Vutichai Singhamany, a safety director at the department of civil aviation, said: "Initial assumption is that the wind shear detection system of Phuket airport was not fully operational at the time the accident occurred.
"We checked today [Tuesday], and just found that the system didn't respond to the control tower."
However, a senior aviation official has said the Indonesian pilot of the aircraft, who had died in the crash, was warned of the possibility of wind shear but decided to land anyway.
Wind shear is a sudden change in either wind speed or direction within a short distance, causing a sudden gain or loss of lift for aircraft.
It is generally associated with frontal weather systems, particularly thunderstorms.
Wind shear can be affected by the topography of the area.
It can easily destabilise an aircraft and is one of the most challenging conditions a pilot can face.
Wind shear poses the greatest risk to an aircraft during take-off or landing.
A particularly dangerous form is vertical wind shear (also known as a microburst), where wind suddenly reverses from blowing upwards to a downward direction, creating a downward force on the aircraft.
"The last word the pilot said was 'landing'," Chaisak Ungsuwan, director-general of the air transport department, said on Monday.
Kamtorn Sirikorn, a senior executive at the Aerothai air traffic control company, said two other pilots had reported wind shear conditions as they landed minutes before the One-Two-Go flight from Bangkok.
He said: "The pilot definitely knew about the wind shear because he was on the same radio frequency as the previous two planes."

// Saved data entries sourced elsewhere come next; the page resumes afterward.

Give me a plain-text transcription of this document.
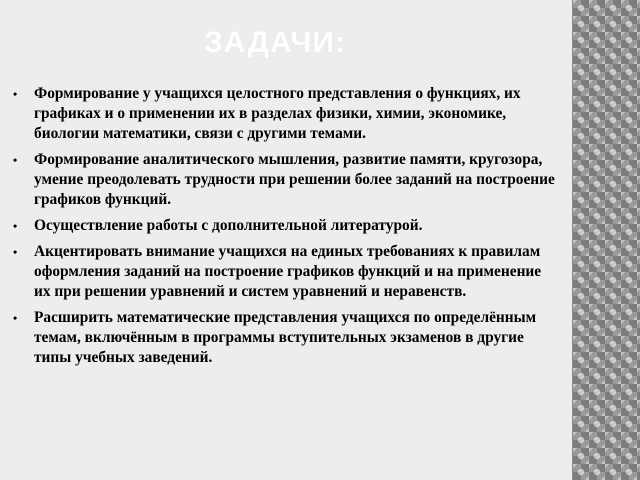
ЗАДАЧИ:
• Формирование у учащихся целостного представления о функциях, их графиках и о применении их в разделах физики, химии, экономике, биологии математики, связи с другими темами.
• Формирование аналитического мышления, развитие памяти, кругозора, умение преодолевать трудности при решении более заданий на построение графиков функций.
• Осуществление работы с дополнительной литературой.
• Акцентировать внимание учащихся на единых требованиях к правилам оформления заданий на построение графиков функций и на применение их при решении уравнений и систем уравнений и неравенств.
• Расширить математические представления учащихся по определённым темам, включённым в программы вступительных экзаменов в другие типы учебных заведений.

Referring to an audio recording of air-traffic communications, Kamtorn said: "The control tower repeated the conditions to [the pilot] and he acknowledged them just before the landing. The tape I listened to verified this."

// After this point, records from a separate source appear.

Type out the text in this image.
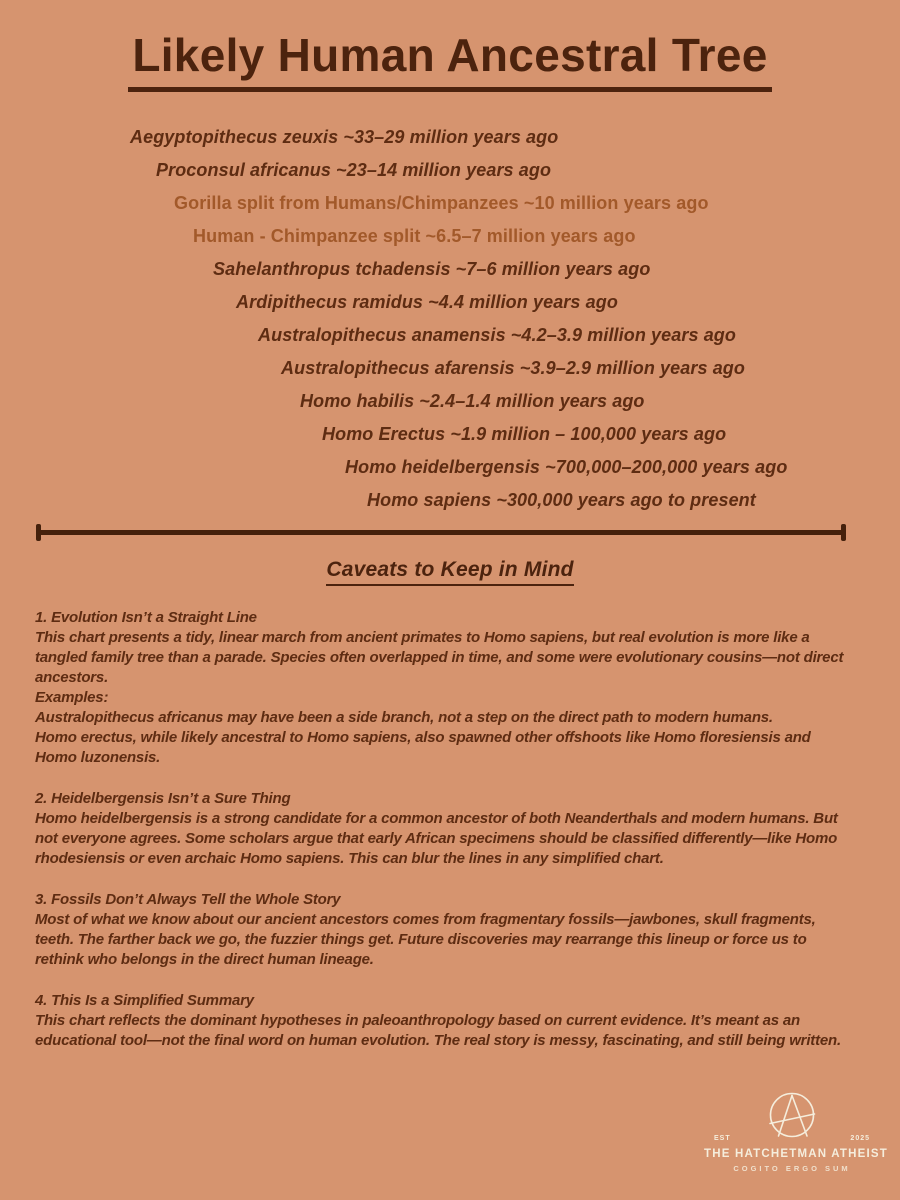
Likely Human Ancestral Tree
Aegyptopithecus zeuxis ~33–29 million years ago
Proconsul africanus ~23–14 million years ago
Gorilla split from Humans/Chimpanzees ~10 million years ago
Human - Chimpanzee split ~6.5–7 million years ago
Sahelanthropus tchadensis ~7–6 million years ago
Ardipithecus ramidus ~4.4 million years ago
Australopithecus anamensis ~4.2–3.9 million years ago
Australopithecus afarensis ~3.9–2.9 million years ago
Homo habilis ~2.4–1.4 million years ago
Homo Erectus ~1.9 million – 100,000 years ago
Homo heidelbergensis ~700,000–200,000 years ago
Homo sapiens ~300,000 years ago to present
Caveats to Keep in Mind

1. Evolution Isn’t a Straight Line

This chart presents a tidy, linear march from ancient primates to Homo sapiens, but real evolution is more like a tangled family tree than a parade. Species often overlapped in time, and some were evolutionary cousins—not direct ancestors.

Examples:

Australopithecus africanus may have been a side branch, not a step on the direct path to modern humans.

Homo erectus, while likely ancestral to Homo sapiens, also spawned other offshoots like Homo floresiensis and Homo luzonensis.

2. Heidelbergensis Isn’t a Sure Thing

Homo heidelbergensis is a strong candidate for a common ancestor of both Neanderthals and modern humans. But not everyone agrees. Some scholars argue that early African specimens should be classified differently—like Homo rhodesiensis or even archaic Homo sapiens. This can blur the lines in any simplified chart.

3. Fossils Don’t Always Tell the Whole Story

Most of what we know about our ancient ancestors comes from fragmentary fossils—jawbones, skull fragments, teeth. The farther back we go, the fuzzier things get. Future discoveries may rearrange this lineup or force us to rethink who belongs in the direct human lineage.

4. This Is a Simplified Summary

This chart reflects the dominant hypotheses in paleoanthropology based on current evidence. It’s meant as an educational tool—not the final word on human evolution. The real story is messy, fascinating, and still being written.

EST	2025
THE HATCHETMAN ATHEIST
COGITO ERGO SUM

The accident raised questions about whether budget carriers were weighing safety concerns against the costs.
Tom Ballantyne, an analyst with Orient Avation magazine, told Al Jazeera that there was a lot of pressure on low-cost airlines in South Asia to compete with each other.

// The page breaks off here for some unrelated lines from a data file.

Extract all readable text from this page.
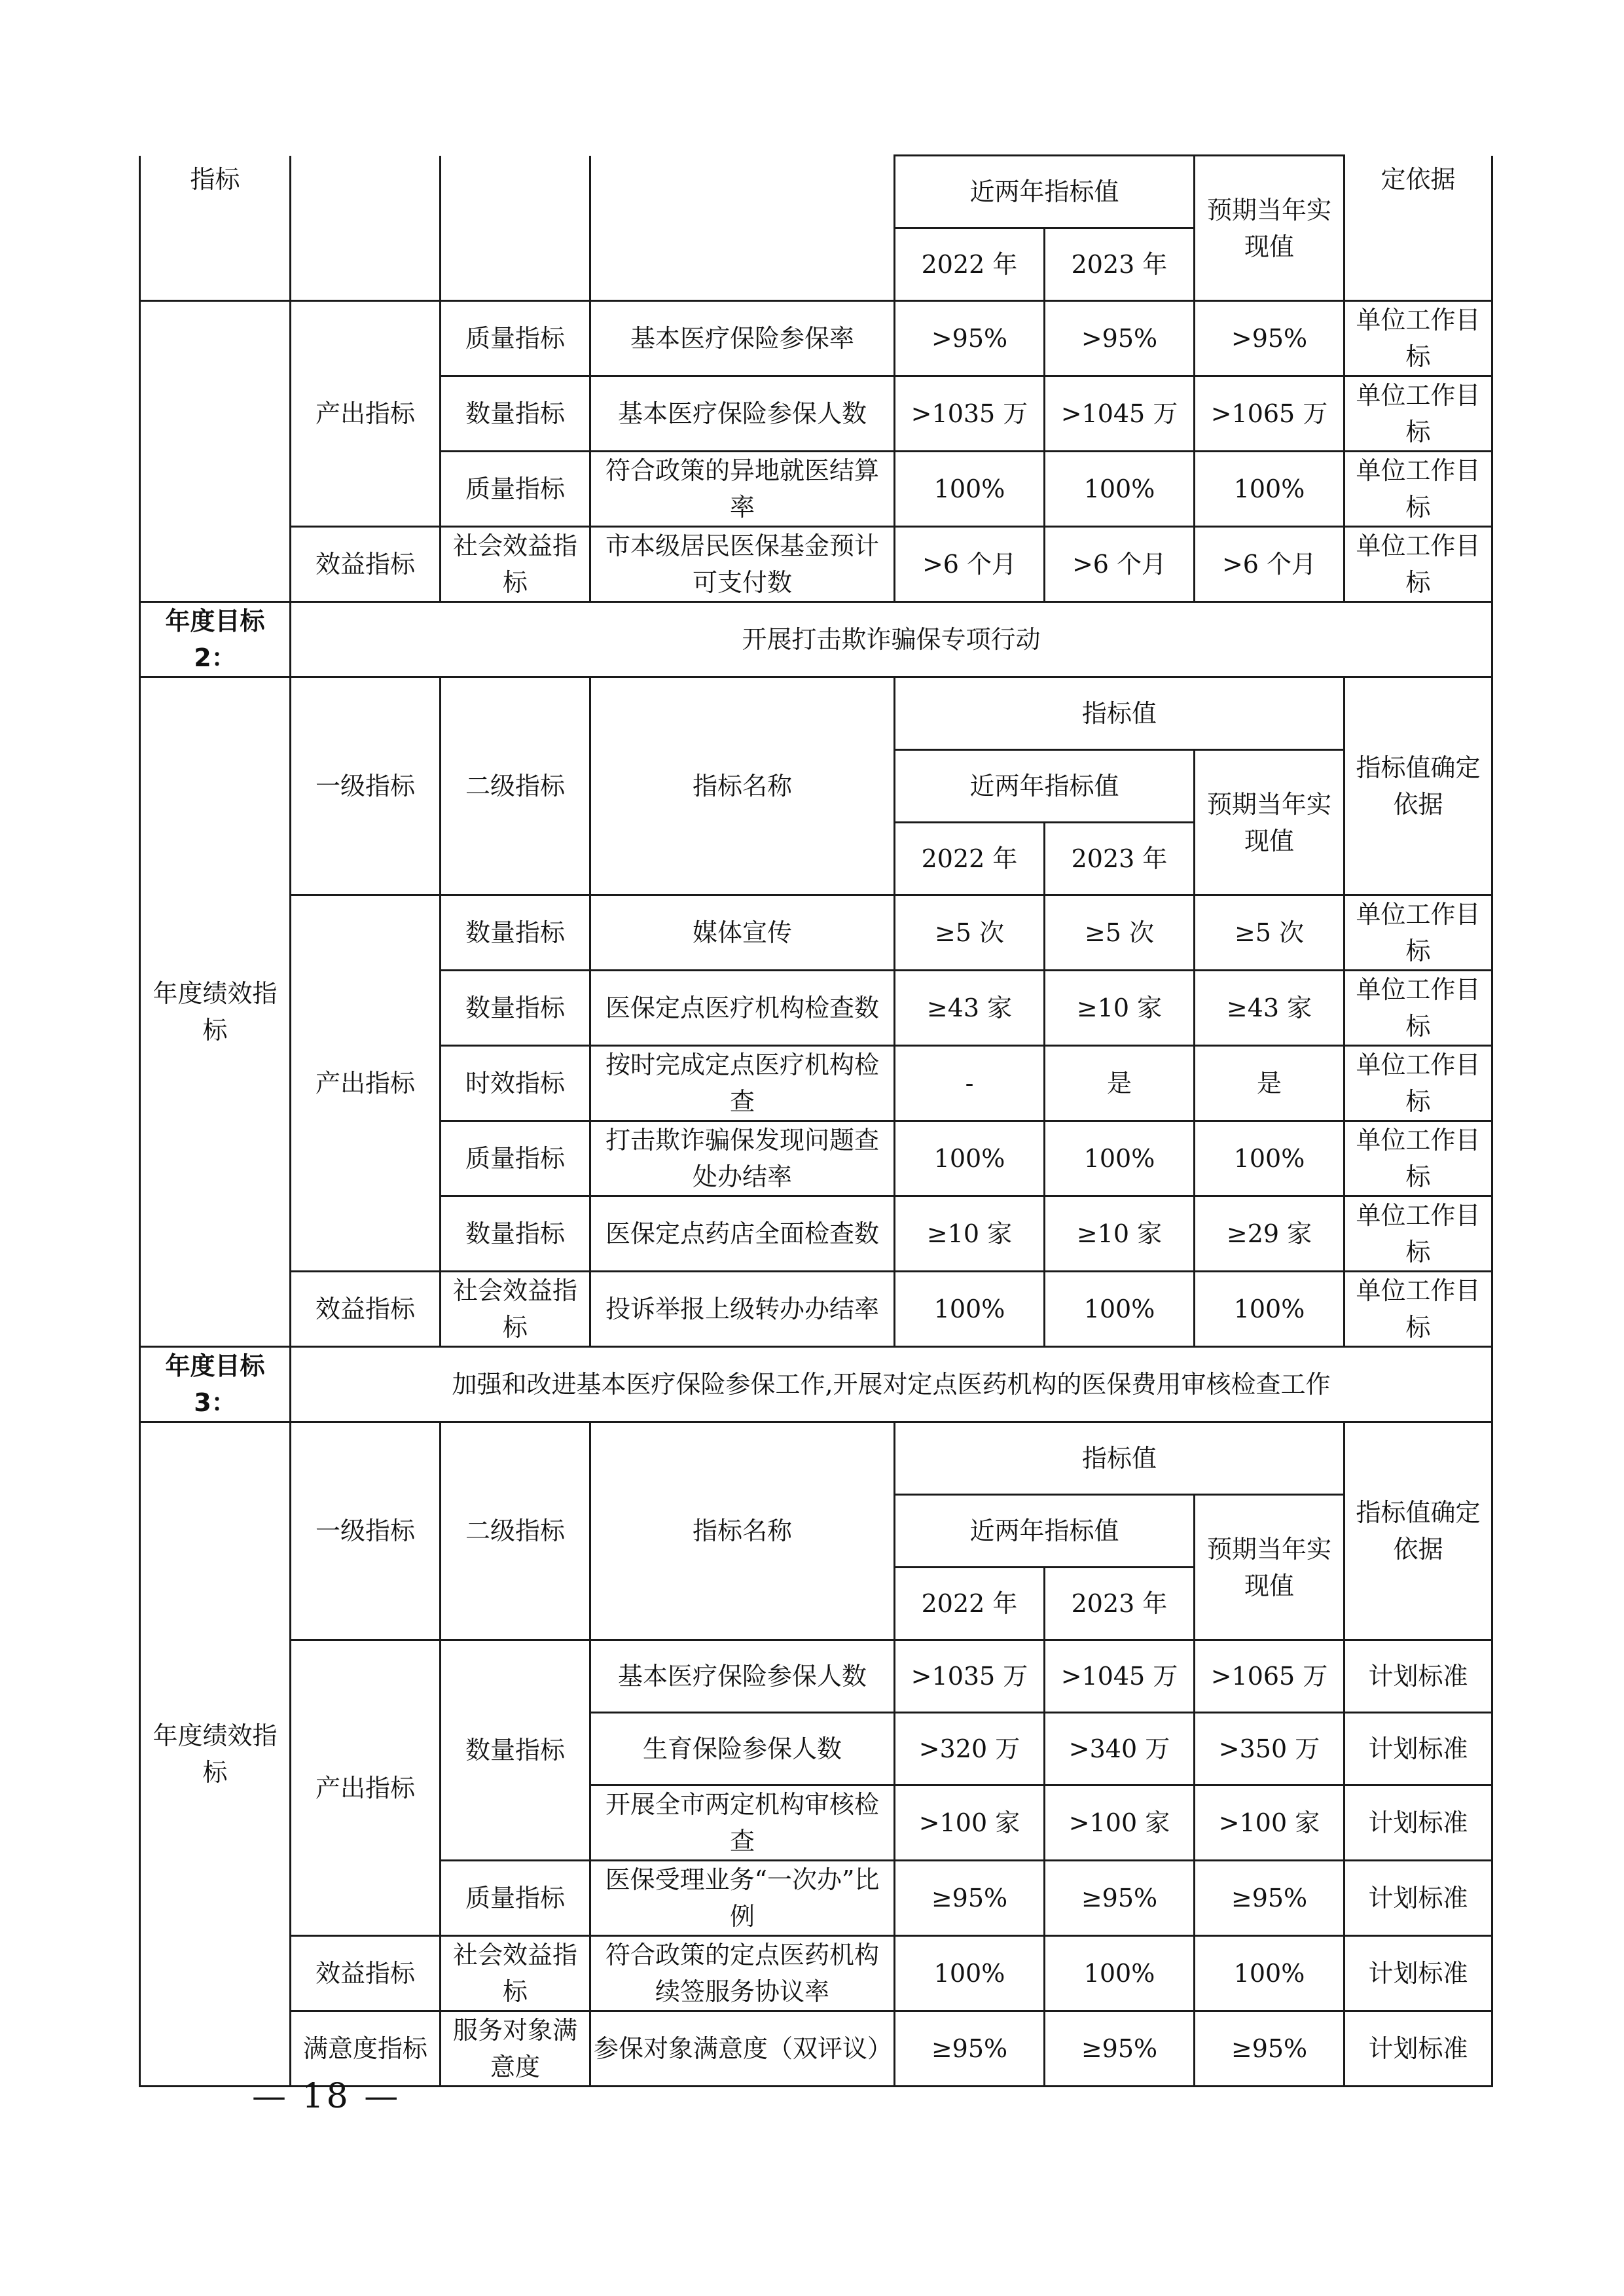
指标				近两年指标值		预期当年实现值	定依据
				2022 年	2023 年		
	产出指标	质量指标	基本医疗保险参保率	>95%	>95%	>95%	单位工作目标
		数量指标	基本医疗保险参保人数	>1035 万	>1045 万	>1065 万	单位工作目标
		质量指标	符合政策的异地就医结算率	100%	100%	100%	单位工作目标
	效益指标	社会效益指标	市本级居民医保基金预计可支付数	>6 个月	>6 个月	>6 个月	单位工作目标
年度目标 2：	开展打击欺诈骗保专项行动						
年度绩效指标	一级指标	二级指标	指标名称	指标值			指标值确定依据
				近两年指标值		预期当年实现值	
				2022 年	2023 年		
	产出指标	数量指标	媒体宣传	≥5 次	≥5 次	≥5 次	单位工作目标
		数量指标	医保定点医疗机构检查数	≥43 家	≥10 家	≥43 家	单位工作目标
		时效指标	按时完成定点医疗机构检查	-	是	是	单位工作目标
		质量指标	打击欺诈骗保发现问题查处办结率	100%	100%	100%	单位工作目标
		数量指标	医保定点药店全面检查数	≥10 家	≥10 家	≥29 家	单位工作目标
	效益指标	社会效益指标	投诉举报上级转办办结率	100%	100%	100%	单位工作目标
年度目标 3：	加强和改进基本医疗保险参保工作,开展对定点医药机构的医保费用审核检查工作						
年度绩效指标	一级指标	二级指标	指标名称	指标值			指标值确定依据
				近两年指标值		预期当年实现值	
				2022 年	2023 年		
	产出指标	数量指标	基本医疗保险参保人数	>1035 万	>1045 万	>1065 万	计划标准
			生育保险参保人数	>320 万	>340 万	>350 万	计划标准
			开展全市两定机构审核检查	>100 家	>100 家	>100 家	计划标准
		质量指标	医保受理业务“一次办”比例	≥95%	≥95%	≥95%	计划标准
	效益指标	社会效益指标	符合政策的定点医药机构续签服务协议率	100%	100%	100%	计划标准
	满意度指标	服务对象满意度	参保对象满意度（双评议）	≥95%	≥95%	≥95%	计划标准
— 18 —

"There have certainly been suggestions before that there is lots of pressure on cockpit crew to get that aircraft from point A to point B, not to abort landings, to save money as it were," he said.
However, budget carriers in the region transport millions of passengers every year without incident.
Shukor Yusof, an aviation analyst with S&P equity research said: "I think by and large budget airlines are by and large very safe in South East Asia. You've got very responsible companies running those aircraft in Thailand, in Malaysia and in Singapore."
|Forensic workers say several of the dead |
have yet to be identified [Reuters]
The aircraft's two flight data recorders were recovered on Monday and were being sent to the US for analysis.
Officials say the results will give a clearer indication of what brought the aircraft down and, for the moment, wind shear is one of many theories.
Airport controllers said the pilot from the doomed aircraft had tried to abort the landing moments before it hit the ground, broke up and burst into flames.
Survivors said the aircraft briefly touched down before rising again and veering off to the left.
Its left wing had then clipped treetops, sending the aircraft crashing into ground before colliding with an embankment alongside the runway.
Thai police said that all 89 bodies from the crash have been recovered, although at least 13 had yet to be identified.
Many of the people on board were holidaymakers heading to beach resorts in Phuket.
One-Two-Go had earlier said 90 people had died in the crash, but Thai police have since revised that figure to 89.